Introducing the visual network editor (tutorial)
This trail tells you how networks are created and modified by use of the mouse. You will also learn about the different types of information that are encoded in a visone network and how networks can be exported to data and image files. This trail assumes that you have already downloaded visone and that you can run the program (see the trail on installing visone).
You will probably profit the most from this trail if you start visone and directly follow the steps that are described below.
Adding nodes and links
After you have started visone you see its main window. To get a network into visone you basically have three possibilities which can all be activated from the file menu.

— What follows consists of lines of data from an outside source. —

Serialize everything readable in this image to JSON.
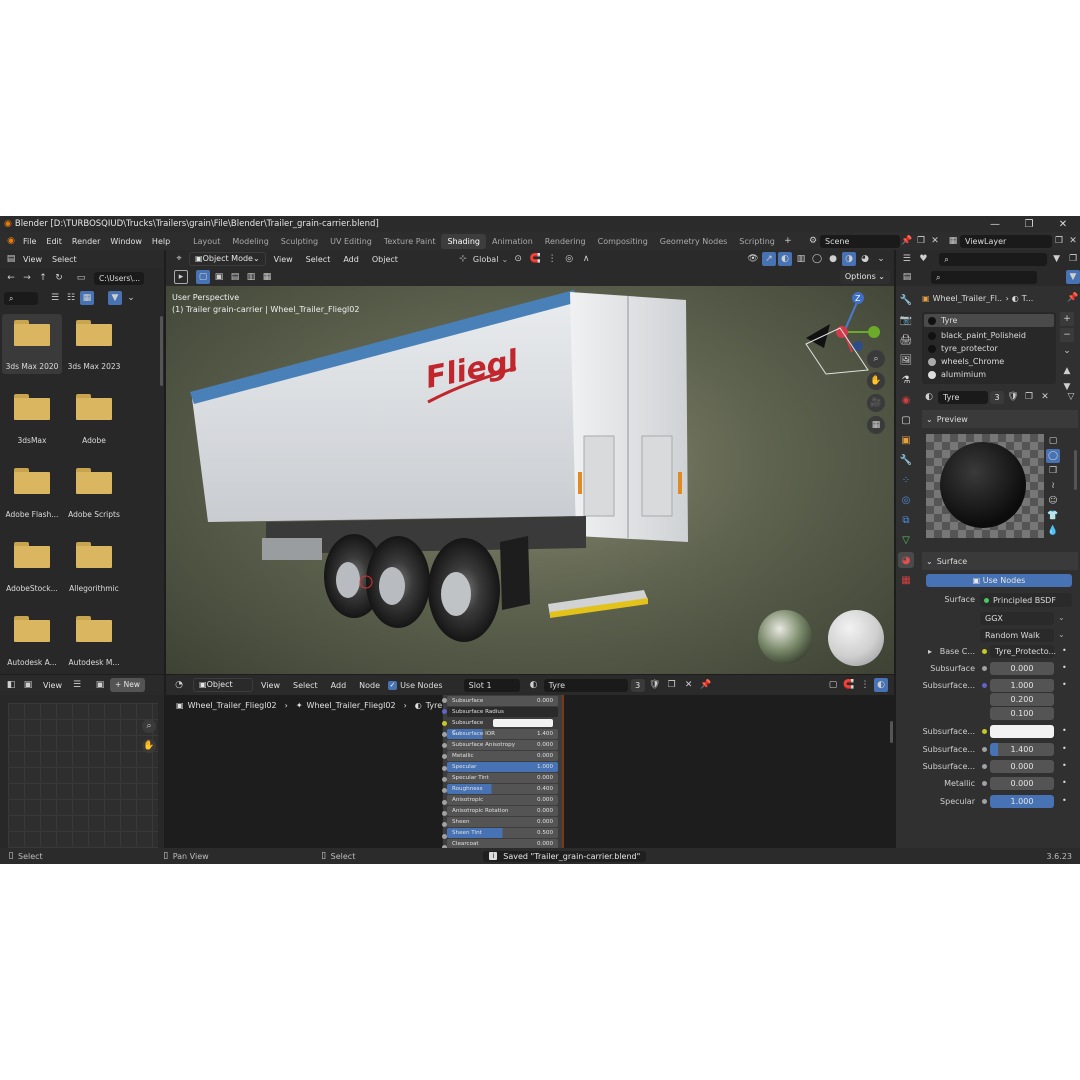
{
  "window": {
    "title": "Blender [D:\\TURBOSQIUD\\Trucks\\Trailers\\grain\\File\\Blender\\Trailer_grain-carrier.blend]",
    "controls": [
      "—",
      "❐",
      "✕"
    ]
  },
  "menu": [
    "File",
    "Edit",
    "Render",
    "Window",
    "Help"
  ],
  "workspaces": [
    {
      "label": "Layout"
    },
    {
      "label": "Modeling"
    },
    {
      "label": "Sculpting"
    },
    {
      "label": "UV Editing"
    },
    {
      "label": "Texture Paint"
    },
    {
      "label": "Shading",
      "active": true
    },
    {
      "label": "Animation"
    },
    {
      "label": "Rendering"
    },
    {
      "label": "Compositing"
    },
    {
      "label": "Geometry Nodes"
    },
    {
      "label": "Scripting"
    }
  ],
  "scene": "Scene",
  "view_layer": "ViewLayer",
  "file_browser": {
    "menus": [
      "View",
      "Select"
    ],
    "path": "C:\\Users\\...",
    "folders": [
      "3ds Max 2020",
      "3ds Max 2023",
      "3dsMax",
      "Adobe",
      "Adobe Flash...",
      "Adobe Scripts",
      "AdobeStock...",
      "Allegorithmic",
      "Autodesk A...",
      "Autodesk M..."
    ]
  },
  "viewport": {
    "mode": "Object Mode",
    "menus": [
      "View",
      "Select",
      "Add",
      "Object"
    ],
    "transform": "Global",
    "options": "Options",
    "overlay_title": "User Perspective",
    "overlay_sub": "(1) Trailer grain-carrier | Wheel_Trailer_Fliegl02",
    "brand": "Fliegl",
    "gizmo_z": "Z"
  },
  "image_editor": {
    "view": "View",
    "new": "New"
  },
  "node_editor": {
    "object": "Object",
    "menus": [
      "View",
      "Select",
      "Add",
      "Node"
    ],
    "use_nodes": "Use Nodes",
    "slot": "Slot 1",
    "material": "Tyre",
    "users": "3",
    "breadcrumb": [
      "Wheel_Trailer_Fliegl02",
      "Wheel_Trailer_Fliegl02",
      "Tyre"
    ],
    "node_rows": [
      {
        "label": "Subsurface",
        "value": "0.000"
      },
      {
        "label": "Subsurface Radius",
        "value": ""
      },
      {
        "label": "Subsurface C...",
        "value": "",
        "color": true
      },
      {
        "label": "Subsurface IOR",
        "value": "1.400",
        "fill": "32%"
      },
      {
        "label": "Subsurface Anisotropy",
        "value": "0.000"
      },
      {
        "label": "Metallic",
        "value": "0.000"
      },
      {
        "label": "Specular",
        "value": "1.000",
        "fill": "100%"
      },
      {
        "label": "Specular Tint",
        "value": "0.000"
      },
      {
        "label": "Roughness",
        "value": "0.400",
        "fill": "40%"
      },
      {
        "label": "Anisotropic",
        "value": "0.000"
      },
      {
        "label": "Anisotropic Rotation",
        "value": "0.000"
      },
      {
        "label": "Sheen",
        "value": "0.000"
      },
      {
        "label": "Sheen Tint",
        "value": "0.500",
        "fill": "50%"
      },
      {
        "label": "Clearcoat",
        "value": "0.000"
      }
    ]
  },
  "properties": {
    "object": "Wheel_Trailer_Fl...",
    "object_tail": "T...",
    "materials": [
      "Tyre",
      "black_paint_Polisheid",
      "tyre_protector",
      "wheels_Chrome",
      "alumimium"
    ],
    "material": "Tyre",
    "users": "3",
    "preview": "Preview",
    "surface_section": "Surface",
    "use_nodes": "Use Nodes",
    "surface_label": "Surface",
    "surface_value": "Principled BSDF",
    "distribution": "GGX",
    "subsurface_method": "Random Walk",
    "base_color_label": "Base C...",
    "base_color_value": "Tyre_Protecto...",
    "subsurface_label": "Subsurface",
    "subsurface_value": "0.000",
    "radius_label": "Subsurface...",
    "radius_values": [
      "1.000",
      "0.200",
      "0.100"
    ],
    "sss_color_label": "Subsurface...",
    "sss_ior_label": "Subsurface...",
    "sss_ior_value": "1.400",
    "sss_aniso_label": "Subsurface...",
    "sss_aniso_value": "0.000",
    "metallic_label": "Metallic",
    "metallic_value": "0.000",
    "specular_label": "Specular",
    "specular_value": "1.000"
  },
  "status": {
    "left": "Select",
    "mid": "Pan View",
    "right": "Select",
    "message": "Saved \"Trailer_grain-carrier.blend\"",
    "version": "3.6.23"
  },
  "colors": {
    "accent": "#4772b3",
    "folder": "#d9b65f"
  }
}
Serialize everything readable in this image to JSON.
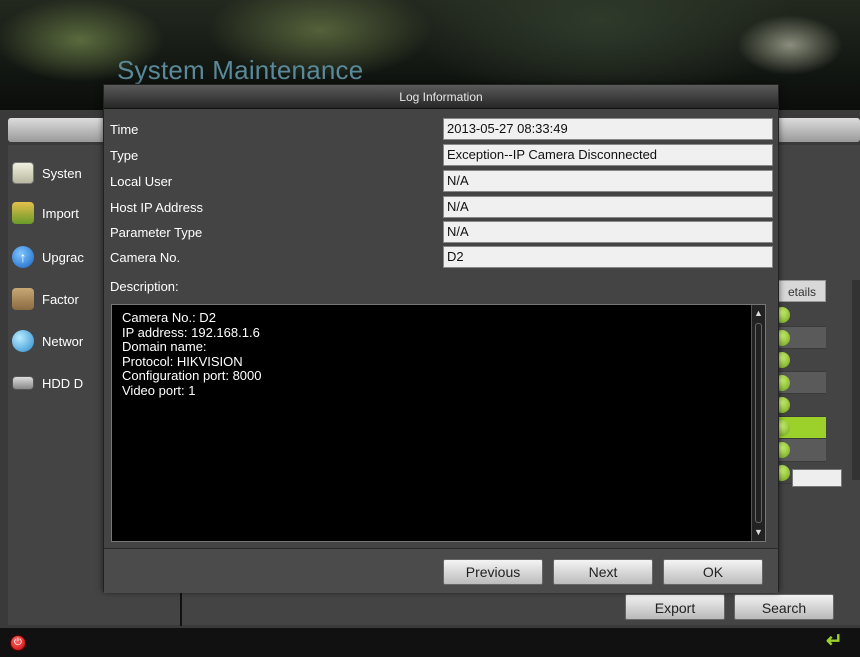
{
  "app": {
    "title": "System Maintenance"
  },
  "sidebar": {
    "items": [
      {
        "label": "Systen",
        "icon": "system-info-icon"
      },
      {
        "label": "Import",
        "icon": "import-export-icon"
      },
      {
        "label": "Upgrac",
        "icon": "upgrade-icon"
      },
      {
        "label": "Factor",
        "icon": "factory-default-icon"
      },
      {
        "label": "Networ",
        "icon": "network-icon"
      },
      {
        "label": "HDD D",
        "icon": "hdd-icon"
      }
    ]
  },
  "log_table": {
    "header_partial": "etails",
    "selected_row": 6
  },
  "footer_buttons": {
    "export": "Export",
    "search": "Search"
  },
  "dialog": {
    "title": "Log Information",
    "fields": [
      {
        "label": "Time",
        "value": "2013-05-27 08:33:49"
      },
      {
        "label": "Type",
        "value": "Exception--IP Camera Disconnected"
      },
      {
        "label": "Local User",
        "value": "N/A"
      },
      {
        "label": "Host IP Address",
        "value": "N/A"
      },
      {
        "label": "Parameter Type",
        "value": "N/A"
      },
      {
        "label": "Camera No.",
        "value": "D2"
      }
    ],
    "description_label": "Description:",
    "description_lines": [
      "Camera No.: D2",
      "IP address: 192.168.1.6",
      "Domain name:",
      "Protocol: HIKVISION",
      "Configuration port: 8000",
      "Video port: 1"
    ],
    "buttons": {
      "previous": "Previous",
      "next": "Next",
      "ok": "OK"
    }
  },
  "colors": {
    "accent_green": "#9bd12a",
    "title_blue": "#5a8a99",
    "dialog_bg": "#444444"
  }
}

- open allows you to open a network from a local file
- create let you generate a random network
- new opens a new empty network - that's what we are going to do now
When you click on file, new a new tab labeled unnamed* opens in the network area of visone (the large part of the window aligned to the lower right corner). In this area you can add nodes and links by using the mouse:
- to add a node left-click on an empty space in the network area and release the button; repeat this maybe two or three times to add a small number of nodes
- to add a tie (a line that connects two nodes) you do the following steps:
- left-click on a node and release the mouse button; now you've attached a tie to this node and you can drag its other endpoint around with your mouse pointer
- left-click on a second node; this attaches the free endpoint of the tie to that second node and the tie is created
- repeat this some more times to create a reasonable network
The quick layout button
You may have already noticed that the network shown above has a very bad layout: the triangle formed by nodes 1, 2, and 3 is not symmetric and node 4 is much closer to 1 and 2 than to its neighbor 3. You could correct this by manually dragging nodes to a better position but this approach would turn out to be tiresome and difficult for larger networks. It saves you much time (and generally produces better results) if you compute the layout (i.e., the position of the nodes) by a layout algorithm.